As a thinker, writer, and political leader, Mill was concerned above all with the extension of individual freedom, especially freedom of belief and speech. Time after time, he argued for the right of unpopular, even dangerous, groups and individuals to express their views freely and openly. Mill passionately believed that human society needed variety and that tolerance of the ideas of others was necessary for this variety.

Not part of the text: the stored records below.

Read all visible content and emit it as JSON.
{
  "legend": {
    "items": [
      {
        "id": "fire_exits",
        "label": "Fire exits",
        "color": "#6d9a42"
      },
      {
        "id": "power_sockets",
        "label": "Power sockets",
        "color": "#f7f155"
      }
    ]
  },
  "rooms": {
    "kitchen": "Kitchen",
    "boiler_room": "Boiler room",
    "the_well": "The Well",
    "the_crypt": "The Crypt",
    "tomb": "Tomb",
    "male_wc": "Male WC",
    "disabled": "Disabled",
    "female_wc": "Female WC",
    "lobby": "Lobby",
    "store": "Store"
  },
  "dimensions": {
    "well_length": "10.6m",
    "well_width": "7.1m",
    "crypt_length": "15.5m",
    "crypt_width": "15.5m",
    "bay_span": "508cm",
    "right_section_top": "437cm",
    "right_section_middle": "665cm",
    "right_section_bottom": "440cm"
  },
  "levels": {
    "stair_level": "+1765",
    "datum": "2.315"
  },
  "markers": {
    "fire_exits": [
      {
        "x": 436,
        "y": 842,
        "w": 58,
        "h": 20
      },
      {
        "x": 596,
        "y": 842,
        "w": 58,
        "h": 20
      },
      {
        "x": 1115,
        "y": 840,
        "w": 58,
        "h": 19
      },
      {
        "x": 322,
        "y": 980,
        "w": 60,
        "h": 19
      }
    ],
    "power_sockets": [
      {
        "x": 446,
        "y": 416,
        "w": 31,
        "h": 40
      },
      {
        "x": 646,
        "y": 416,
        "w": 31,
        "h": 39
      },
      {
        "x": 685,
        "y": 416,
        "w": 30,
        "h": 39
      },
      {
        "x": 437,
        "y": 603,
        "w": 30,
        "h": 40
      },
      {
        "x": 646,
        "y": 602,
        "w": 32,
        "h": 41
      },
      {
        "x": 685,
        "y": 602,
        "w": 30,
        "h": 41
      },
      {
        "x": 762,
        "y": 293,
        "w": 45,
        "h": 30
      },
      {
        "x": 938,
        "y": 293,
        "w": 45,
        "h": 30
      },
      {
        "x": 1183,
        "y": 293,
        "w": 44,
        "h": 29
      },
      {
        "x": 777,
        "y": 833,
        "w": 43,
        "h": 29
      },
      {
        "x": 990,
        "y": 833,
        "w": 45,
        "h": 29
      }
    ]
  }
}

Mill believed that human beings wish to curtail the liberties of others for one of three reasons: the desire for power, a wish for conformity, and the belief that there is a single, universal answer to each important question or issue. The first two reasons are irrational, Mill argues, and the third has been proven wrong by history. History has repeatedly demonstrated that human knowledge is never complete and that different individuals, nations, or civilizations can have different goals, equally valid but not necessarily in harmony with one another.
Mill’s most important and enduring contribution, Berlin believed, was his constant, untiring insistence that it is the freedom to choose and to experiment that distinguishes human beings from the rest of nature. This, above all else, is what liberty is expected to preserve.